Michel van der Aa's After Life opens the 2012 Melbourne Festival.

Between ticketing mayhem and ill-timed speeches, the big draw card for the official opening of the Melbourne Festival, Michel van der Aa’s contemporary opera After Life, was delayed by more than half an hour. Ordinarily this would be no drama, but I had to file a review immediately after the show for the next day’s Age.  Instant reviews are a bracing experience at the best of times, and after an inelegant sprint to the stage door right before curtain call, I bunkered down in Dressing Room 13. Within half an hour, I’d drafted the response below and headed off to the opening night party. Later on, I moseyed down to the Festival Hub by the Yarra. The lack of a festive gathering place in recent years has been a particular gripe of mine, and it’s great to see a three-level purpose-built venue, close to the Arts Centre, where people can carouse. It is open till 3am every night of the Festival and is well worth checking out.
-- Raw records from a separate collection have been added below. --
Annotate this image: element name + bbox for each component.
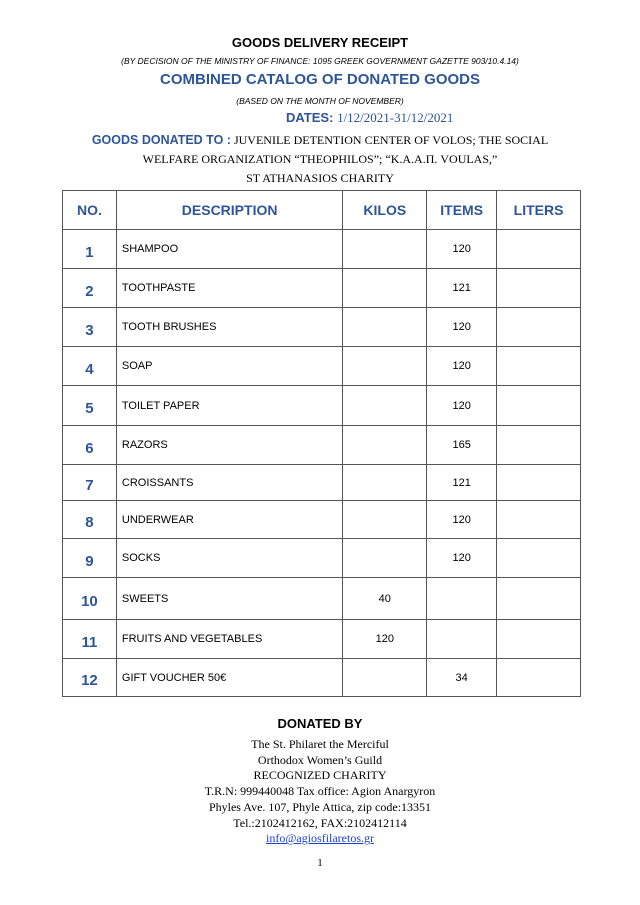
row-number: 7: [63, 465, 117, 501]
table-row: [63, 269, 581, 308]
table-row: [63, 230, 581, 269]
row-description: GIFT VOUCHER 50€: [116, 659, 342, 697]
row-items: 120: [427, 386, 497, 426]
donated-by-label: DONATED BY: [277, 716, 363, 731]
row-kilos: [343, 347, 427, 386]
donated-to-line1: JUVENILE DETENTION CENTER OF VOLOS; THE SOCIAL: [233, 133, 549, 147]
table-row: [63, 578, 581, 620]
receipt-title: GOODS DELIVERY RECEIPT: [231, 35, 409, 50]
donated-to-label: GOODS DONATED TO :: [91, 133, 231, 147]
table-row: [63, 501, 581, 539]
row-items: 165: [427, 426, 497, 465]
row-kilos: [343, 308, 427, 347]
row-number: 2: [63, 269, 117, 308]
table-row: [63, 347, 581, 386]
dates-value: 1/12/2021-31/12/2021: [337, 110, 454, 125]
row-liters: [497, 426, 581, 465]
row-number: 1: [63, 230, 117, 269]
row-description: FRUITS AND VEGETABLES: [116, 620, 342, 659]
column-header-description: DESCRIPTION: [116, 191, 342, 230]
row-items: 120: [427, 539, 497, 578]
column-header-liters: LITERS: [497, 191, 581, 230]
table-header-row: [63, 191, 581, 230]
row-liters: [497, 659, 581, 697]
row-number: 3: [63, 308, 117, 347]
row-liters: [497, 501, 581, 539]
row-description: RAZORS: [116, 426, 342, 465]
row-number: 8: [63, 501, 117, 539]
row-liters: [497, 347, 581, 386]
page-number: 1: [317, 857, 323, 869]
table-row: [63, 426, 581, 465]
dates-label: DATES:: [286, 110, 334, 125]
row-items: [427, 620, 497, 659]
row-liters: [497, 578, 581, 620]
column-header-no: NO.: [63, 191, 117, 230]
row-liters: [497, 465, 581, 501]
row-kilos: [343, 501, 427, 539]
column-header-items: ITEMS: [427, 191, 497, 230]
donor-phone-line: Tel.:2102412162, FAX:2102412114: [233, 815, 407, 830]
goods-table: [62, 190, 581, 697]
row-liters: [497, 539, 581, 578]
row-kilos: 40: [343, 578, 427, 620]
row-description: SOAP: [116, 347, 342, 386]
dates-line: [286, 110, 453, 126]
row-items: [427, 578, 497, 620]
row-description: SWEETS: [116, 578, 342, 620]
decision-note: (BY DECISION OF THE MINISTRY OF FINANCE: 1095 GREEK GOVERNMENT GAZETTE 903/10.4.14): [121, 56, 519, 66]
table-row: [63, 620, 581, 659]
row-items: 120: [427, 308, 497, 347]
donor-line: Orthodox Women’s Guild: [257, 752, 383, 767]
table-row: [63, 539, 581, 578]
row-items: 120: [427, 347, 497, 386]
row-number: 10: [63, 578, 117, 620]
row-items: 121: [427, 269, 497, 308]
email-link[interactable]: info@agiosfilaretos.gr: [265, 831, 375, 846]
donated-to-block: [60, 131, 580, 188]
row-liters: [497, 308, 581, 347]
row-liters: [497, 269, 581, 308]
row-kilos: 120: [343, 620, 427, 659]
row-items: 120: [427, 230, 497, 269]
row-kilos: [343, 539, 427, 578]
table-row: [63, 465, 581, 501]
row-number: 5: [63, 386, 117, 426]
row-kilos: [343, 426, 427, 465]
row-number: 11: [63, 620, 117, 659]
row-description: TOILET PAPER: [116, 386, 342, 426]
donor-tax-line: T.R.N: 999440048 Tax office: Agion Anargyron: [204, 784, 436, 799]
donated-to-line3: ST ATHANASIOS CHARITY: [246, 171, 394, 185]
row-description: UNDERWEAR: [116, 501, 342, 539]
row-number: 12: [63, 659, 117, 697]
row-kilos: [343, 659, 427, 697]
row-kilos: [343, 465, 427, 501]
row-kilos: [343, 230, 427, 269]
row-description: TOOTHPASTE: [116, 269, 342, 308]
row-description: TOOTH BRUSHES: [116, 308, 342, 347]
donor-line: RECOGNIZED CHARITY: [253, 768, 387, 783]
row-liters: [497, 386, 581, 426]
row-liters: [497, 620, 581, 659]
row-number: 9: [63, 539, 117, 578]
row-items: 120: [427, 501, 497, 539]
donor-address-line: Phyles Ave. 107, Phyle Attica, zip code:13351: [208, 799, 432, 814]
catalog-title: COMBINED CATALOG OF DONATED GOODS: [160, 71, 480, 88]
row-kilos: [343, 269, 427, 308]
row-number: 6: [63, 426, 117, 465]
column-header-kilos: KILOS: [343, 191, 427, 230]
donor-block: [0, 737, 640, 847]
row-liters: [497, 230, 581, 269]
row-items: 34: [427, 659, 497, 697]
row-description: SOCKS: [116, 539, 342, 578]
basis-note: (BASED ON THE MONTH OF NOVEMBER): [236, 96, 404, 106]
row-kilos: [343, 386, 427, 426]
table-row: [63, 659, 581, 697]
table-row: [63, 308, 581, 347]
row-description: SHAMPOO: [116, 230, 342, 269]
row-description: CROISSANTS: [116, 465, 342, 501]
row-number: 4: [63, 347, 117, 386]
donor-line: The St. Philaret the Merciful: [251, 737, 389, 751]
table-row: [63, 386, 581, 426]
row-items: 121: [427, 465, 497, 501]
donated-to-line2: WELFARE ORGANIZATION “THEOPHILOS”; “K.A.A.Π. VOULAS,”: [142, 152, 498, 166]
But back to After Life. The Regent Theatre, it must be said, is a massive barn, originally designed for cinema audiences. Frankly, the production looked small from row L of the stalls, and I’ve heard reports that on opening night a large number of patrons in the dress circle (which at the Regent is miles away from the stage) walked out. That doesn’t surprise me. I’m not sure proximity (or lack thereof) is entirely at fault, though. After Life is an attempt at what Wagner called a Gesamtkunstwerk – i.e. a “total artwork”, where different art forms are mixed and subordinated to an overriding aesthetic whole. Rule 867 in Cam Woodhead’s Non-Exhaustive Prescriptions for the Avoidance of Bad Theatre Ideas reads simply: ‘Never “half stage” a “total artwork” unless you want two and a half stars.’ Common sense, really.

***

After Life, by Michel van der Aa, Regent Theatre, Oct 11-13.

“Contemporary” and “hybrid” and “opera” seem innocuous enough by themselves, but combining the three is risky business. The last outing in this direction at the Melbourne Festival was the unfortunate Tomorrow, In A Year from 2010 – an electro-opera from Swedish pop group The Knife that was more or less destroyed by bafflingly pretentious staging, in which at least one dancer was doing what appeared to be an impersonation of seaweed. And that was one of the less obscure moments.

Unlike that experiment, After Life actually is an opera worthy of the name. They’re not renowned for their viability, new operas, and this is an exception. Its chief attraction is its unnerving and otherworldly score, which combines the insectile whirring of projectors and electronic composition with a traditional orchestra to create a dense and disorienting soundscape for the cast of lost souls in the story.

Based on the film from Japanese director Hirokazu Kore-Eda, After Life takes a purgatorial theme (and for this reason alone, the lacklustre official speeches before the show could have been shorter). Six of the recently departed arrive at a way station between earth and the hereafter. Uniformed staff inform them they must choose one memory from their lives to take with them to eternity. If they cannot decide, they will not move on.

For some, it is easy. A boy desires nothing more than to have his favourite pet alive again. An old woman voluntarily exiled from her homeland, and a refugee forced to flee hers, have no trouble either. But for others, it is an impossible task. One girl has no happy memories, and won’t choose. And an old man who seems to have lived a happy, married life finds he has a connection to one of the workers who usher souls into the afterlife, complicating his selection.

The singing is weird and dramatic, perhaps at its best during the eerie trios featuring the agents of the afterlife (Roderick Williams, Marijje van Stralen, Yannick-Muriel Noah). Unfortunately, the libretto doesn’t have even a smidgen of poetry in it.

Yet van der Aa is attempting something truly ambitious, and his talents do run as effortlessly to film-making as they do to musical composition. Three of the characters emerge through documentary interviews projected onto screens, while another three appear live on stage. The interaction between them is a brilliant idea.

However, this production is only “half-staged” and it suffers for it. The wow-factor would have been much greater, and given the opera a solemnity and grandeur it richly deserves, if it had gone all the way.